A new study warns that language barriers may be limiting the reach and impact of global biodiversity policies, calling for better inclusion of languages that cover a large share of the world’s species — such as Portuguese and Malay — but are underrepresented in international environmental agreements.
The research, published in Conservation Letters and led by Dr Diogo Veríssimo of Oxford University’s Environmental Change Institute (ECI), highlights a critical gap: while biodiversity spans across national borders, international conservation efforts — often guided by Multilateral Environmental Agreements (MEAs) — typically operate in a narrow set of official languages. This restricts access for many of the local practitioners responsible for turning policy into action.
Using IUCN Red List species data, the team examined the relationship between species distribution and language. They found that the world’s most biodiversity-rich regions are linked to official languages such as Spanish, English, Portuguese, French, and Malay. However, when assessing languages by the number of species their regions contain — rather than the number of speakers — languages like Portuguese emerge as especially important, despite being less prominent in international negotiations. This reveals a mismatch between the languages most relevant to biodiversity and those most commonly used in policy.

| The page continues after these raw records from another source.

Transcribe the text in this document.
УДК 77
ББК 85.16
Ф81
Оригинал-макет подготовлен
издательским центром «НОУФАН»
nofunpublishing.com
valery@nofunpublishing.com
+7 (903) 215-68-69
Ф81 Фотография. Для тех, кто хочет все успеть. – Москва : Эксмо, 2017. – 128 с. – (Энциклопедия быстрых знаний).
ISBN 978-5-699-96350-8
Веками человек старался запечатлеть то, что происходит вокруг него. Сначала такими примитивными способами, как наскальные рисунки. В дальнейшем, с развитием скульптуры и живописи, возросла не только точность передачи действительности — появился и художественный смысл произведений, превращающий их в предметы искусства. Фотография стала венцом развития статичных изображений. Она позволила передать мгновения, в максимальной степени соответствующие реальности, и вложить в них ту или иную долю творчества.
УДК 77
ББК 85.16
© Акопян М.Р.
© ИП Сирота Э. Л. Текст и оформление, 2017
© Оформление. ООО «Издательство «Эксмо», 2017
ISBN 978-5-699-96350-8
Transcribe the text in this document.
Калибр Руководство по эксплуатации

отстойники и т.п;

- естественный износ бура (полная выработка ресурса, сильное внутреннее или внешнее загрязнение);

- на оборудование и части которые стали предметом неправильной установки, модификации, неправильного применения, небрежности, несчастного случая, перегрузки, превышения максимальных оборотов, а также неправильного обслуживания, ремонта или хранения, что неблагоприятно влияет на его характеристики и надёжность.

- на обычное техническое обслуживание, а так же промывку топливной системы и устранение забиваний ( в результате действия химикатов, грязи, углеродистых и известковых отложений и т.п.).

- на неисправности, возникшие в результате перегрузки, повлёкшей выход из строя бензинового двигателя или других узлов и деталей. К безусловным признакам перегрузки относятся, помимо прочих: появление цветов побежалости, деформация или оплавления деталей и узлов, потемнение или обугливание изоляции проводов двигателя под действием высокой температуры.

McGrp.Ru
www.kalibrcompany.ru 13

Dr Veríssimo, who leads the Biodiversity and Behavioural Science Team (BBeST) at the ECI, said:
Nature doesn’t recognise borders, so conservation depends on international cooperation. But if the guidance produced by global agreements isn’t accessible in the languages spoken where biodiversity is richest, we risk excluding the very practitioners who are critical to making conservation happen on the ground.
Language is often treated as an afterthought in conservation policy, but it is a fundamental enabler of participation. By making biodiversity resources available in the languages of the people who live in and manage these rich ecosystems, we can give them the tools to succeed and improve our chances of meeting global targets.”
While expanding the number of official MEA languages may be impractical, the authors recommend selectively translating essential technical guidance into languages such as Portuguese and Malay, which are highly relevant to biodiversity but not routinely featured in international agreements. Doing so, they argue, could enhance local engagement, support more effective conservation, and help meet global targets like those set out in the new Global Biodiversity Framework.
Dr Veríssimo led the study, working with Dr Ricardo Rocha, from the Department of Biology at the University of Oxford, and colleagues from The Nature Conservancy, London, and the Department of Animal Biology at the University of Lisbon, Portugal.